We thank Dr. Evans for his interest in our report.1 Dr. Evans suggests that randomized prospective trials have shown definitively that development of ipsilateral breast tumor recurrence (IBTR) is a marker of risk for (and not a cause for) distant metastasis. We believe that, based on the results of existing trials, the question remains unanswered. Randomized trials have shown that radiotherapy significantly decreases IBTR after breast-conserving surgery;2–5 however, most of those studies were designed to evaluate the effect of radiation on the rate of IBTR as the primary endpoint and, thus, were not statistically powered to address the survival question. Although, in the Swedish trial, the decrease in IBTR did not translate into a decrease in distant metastases in the radiation therapy arm, in the Scottish trial, there was a trend toward fewer distant metastases in the irradiated group.4, 5 Furthermore, in the Ontario Clinical Oncology Group trial, a statistically significant increase in the relative risk for distant recurrence among patients who did not receive radiotherapy was observed (relative risk, 1.4; 95% confidence interval, 1.07–1.8; P = 0.01).3 However, the Ontario study also was not designed specifically to determine the effect of radiotherapy on distant metastases. Therefore, we cannot exclude the possibility that this result is biased due to the precipitation of screening for distant metastases by IBTRs. Finally, the Milan trial noted a poorer 10-year overall survival in patients with positive lymph nodes who were randomized to undergo quadrantectomy alone compared with quadrantectomy plus breast irradiation (34.1% vs. 19.3%, respectively; P = 0.038).6 The increase in deaths likely was due to the higher rate of locoregional recurrence in the group that did not receive radiation.

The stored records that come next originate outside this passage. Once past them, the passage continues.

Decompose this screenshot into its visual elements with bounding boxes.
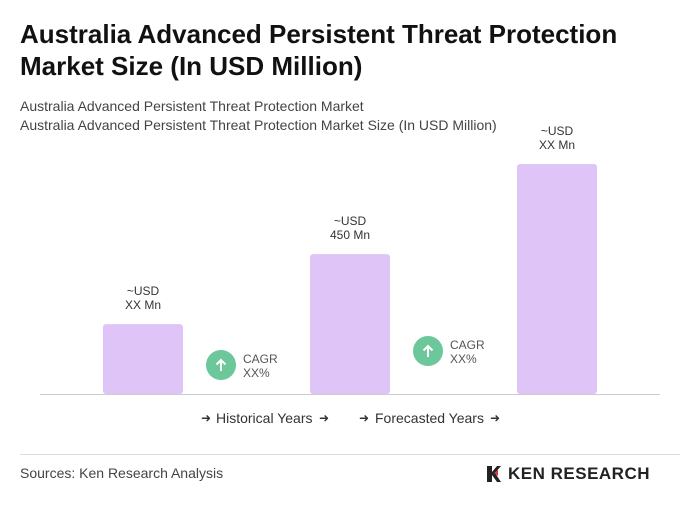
source: Sources: Ken Research Analysis xyxy=(20,465,224,481)
legend-arrow: ➜ xyxy=(319,411,329,425)
bar xyxy=(310,254,390,394)
cagr-label: CAGR XX% xyxy=(450,338,485,366)
subtitle: Australia Advanced Persistent Threat Pro… xyxy=(20,98,364,114)
legend-arrow: ➜ xyxy=(201,411,211,425)
chart-title: Australia Advanced Persistent Threat Pro… xyxy=(20,19,618,81)
legend-arrow: ➜ xyxy=(359,411,369,425)
logo: KEN RESEARCH xyxy=(508,464,651,483)
legend-item: Historical Years xyxy=(216,410,313,426)
bar xyxy=(517,164,597,394)
logo-icon xyxy=(494,470,498,476)
legend-arrow: ➜ xyxy=(490,411,500,425)
value-label: ~USD 450 Mn xyxy=(329,214,371,243)
logo-icon xyxy=(487,466,501,482)
legend-item: Forecasted Years xyxy=(375,410,484,426)
bar xyxy=(103,324,183,394)
value-label: ~USD XX Mn xyxy=(124,284,161,313)
value-label: ~USD XX Mn xyxy=(538,124,575,152)
arrow xyxy=(422,344,434,357)
cagr-label: CAGR XX% xyxy=(243,352,278,380)
arrow xyxy=(215,358,227,371)
subtitle: Australia Advanced Persistent Threat Pro… xyxy=(20,117,497,133)
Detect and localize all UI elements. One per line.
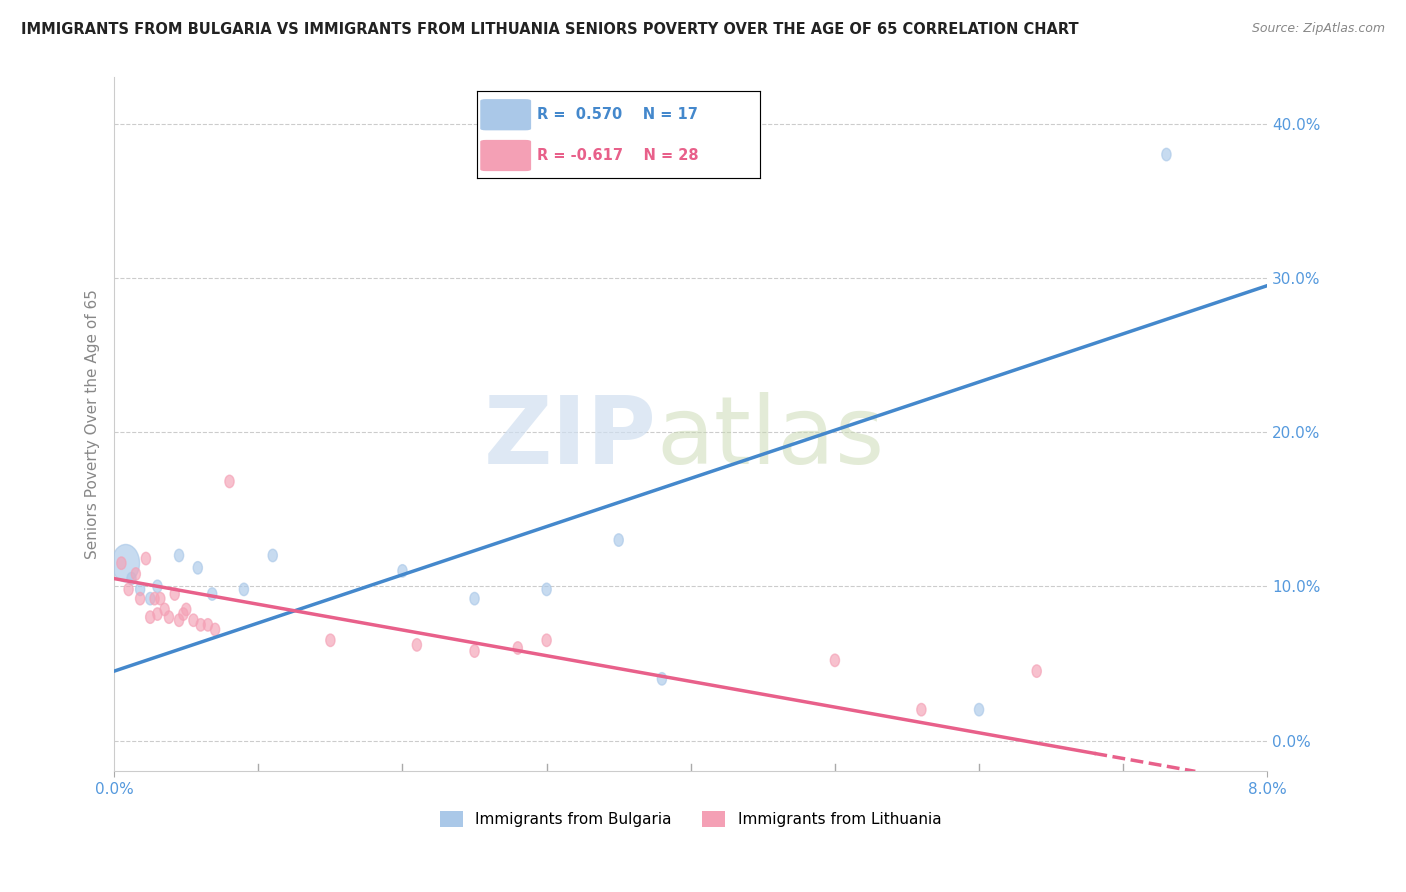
Ellipse shape: [412, 639, 422, 651]
Ellipse shape: [146, 611, 155, 624]
Ellipse shape: [153, 580, 162, 592]
Ellipse shape: [204, 619, 212, 632]
Ellipse shape: [513, 641, 523, 654]
Text: Source: ZipAtlas.com: Source: ZipAtlas.com: [1251, 22, 1385, 36]
Ellipse shape: [831, 654, 839, 666]
Ellipse shape: [193, 562, 202, 574]
Ellipse shape: [165, 611, 173, 624]
Ellipse shape: [135, 583, 145, 596]
Text: atlas: atlas: [657, 392, 884, 484]
Ellipse shape: [170, 588, 180, 600]
Ellipse shape: [225, 475, 235, 488]
Ellipse shape: [974, 704, 984, 716]
Ellipse shape: [127, 573, 136, 585]
Ellipse shape: [135, 592, 145, 605]
Ellipse shape: [614, 533, 623, 546]
Ellipse shape: [146, 592, 155, 605]
Ellipse shape: [541, 634, 551, 647]
Ellipse shape: [1161, 148, 1171, 161]
Ellipse shape: [326, 634, 335, 647]
Ellipse shape: [174, 549, 184, 562]
Ellipse shape: [112, 544, 139, 582]
Ellipse shape: [917, 704, 927, 716]
Ellipse shape: [269, 549, 277, 562]
Ellipse shape: [179, 607, 188, 620]
Ellipse shape: [658, 673, 666, 685]
Ellipse shape: [150, 592, 159, 605]
Ellipse shape: [141, 552, 150, 565]
Y-axis label: Seniors Poverty Over the Age of 65: Seniors Poverty Over the Age of 65: [86, 290, 100, 559]
Ellipse shape: [211, 624, 219, 636]
Ellipse shape: [1032, 665, 1042, 677]
Ellipse shape: [174, 614, 184, 626]
Ellipse shape: [470, 645, 479, 657]
Ellipse shape: [117, 557, 127, 569]
Ellipse shape: [470, 592, 479, 605]
Ellipse shape: [160, 603, 169, 615]
Ellipse shape: [541, 583, 551, 596]
Ellipse shape: [239, 583, 249, 596]
Ellipse shape: [195, 619, 205, 632]
Text: IMMIGRANTS FROM BULGARIA VS IMMIGRANTS FROM LITHUANIA SENIORS POVERTY OVER THE A: IMMIGRANTS FROM BULGARIA VS IMMIGRANTS F…: [21, 22, 1078, 37]
Ellipse shape: [124, 583, 134, 596]
Ellipse shape: [181, 603, 191, 615]
Ellipse shape: [153, 607, 162, 620]
Ellipse shape: [398, 565, 408, 577]
Ellipse shape: [131, 567, 141, 580]
Ellipse shape: [188, 614, 198, 626]
Legend: Immigrants from Bulgaria, Immigrants from Lithuania: Immigrants from Bulgaria, Immigrants fro…: [434, 805, 948, 833]
Ellipse shape: [208, 588, 217, 600]
Text: ZIP: ZIP: [484, 392, 657, 484]
Ellipse shape: [156, 592, 165, 605]
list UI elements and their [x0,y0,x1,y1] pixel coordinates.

Biologically, it would be difficult to argue that malignant cells in the primary tumor can metastasize and that malignant cells in the recurrent tumor cannot. Metastases arise from the spread of malignant cells from the primary tumor site and the formation of new tumors in distant sites. The metastatic process consists of series of steps that need to be completed successfully. First, the malignant cells at the primary site need to develop access to the circulation, either through the circulatory blood system or through the lymphatic system. Then, the malignant cells need to survive in the circulation. Next, the circulating cells need to arrest in a new organ and extravasate into the new tissue. Finally, the cells need to initiate growth in the new tissue and eventually establish vascularization to sustain the new tumor. Although the metastatic process overall is quite complex, none of the individual steps appear to be unique for primary tumors, and it appears that a locally recurrent tumor also should be vulnerable to these steps. We agree that IBTR, by definition, is local persistence of a tumor. In patients who have received radiation, it is possible to speculate that, through clonal selection, these tumor cells may have accumulated further genetic alterations conferring radiation-resistance. Many oncogenes that confer a survival advantage also facilitate one or more steps in the metastatic process. Although the theory that the host can defend against circulating cells until a certain primary tumor burden is reached is interesting, it may be argued that the tumor already has escaped host defense mechanisms by recurring. Further study is needed to define the molecular alterations in primary tumors and local recurrences. However, based on our current understanding of biologic principles, it is predictable that an IBTR would have a more aggressive phenotype with a metastatic advantage.
Most studies to date have reported that IBTR after breast conservation is associated with an increased risk of distant metastases and poorer survival.7–11 Although it is very likely that patients at higher risk of systemic recurrence also are at risk for IBTR, the data are not sufficient to exclude the possibility that a portion of patients who initially are rendered free of distant disease subsequently develop an IBTR and develop a subsequent distant metastasis from the IBTR. The importance of negative surgical margins for local tumor control and survival has been documented repeatedly for several other tumor types, including sarcoma, pancreatic cancer, and rectal cancer.12–16 Because that is the case, we strongly believe that the ‘conservative’ strategy is to be aggressive about local control in breast cancer therapy.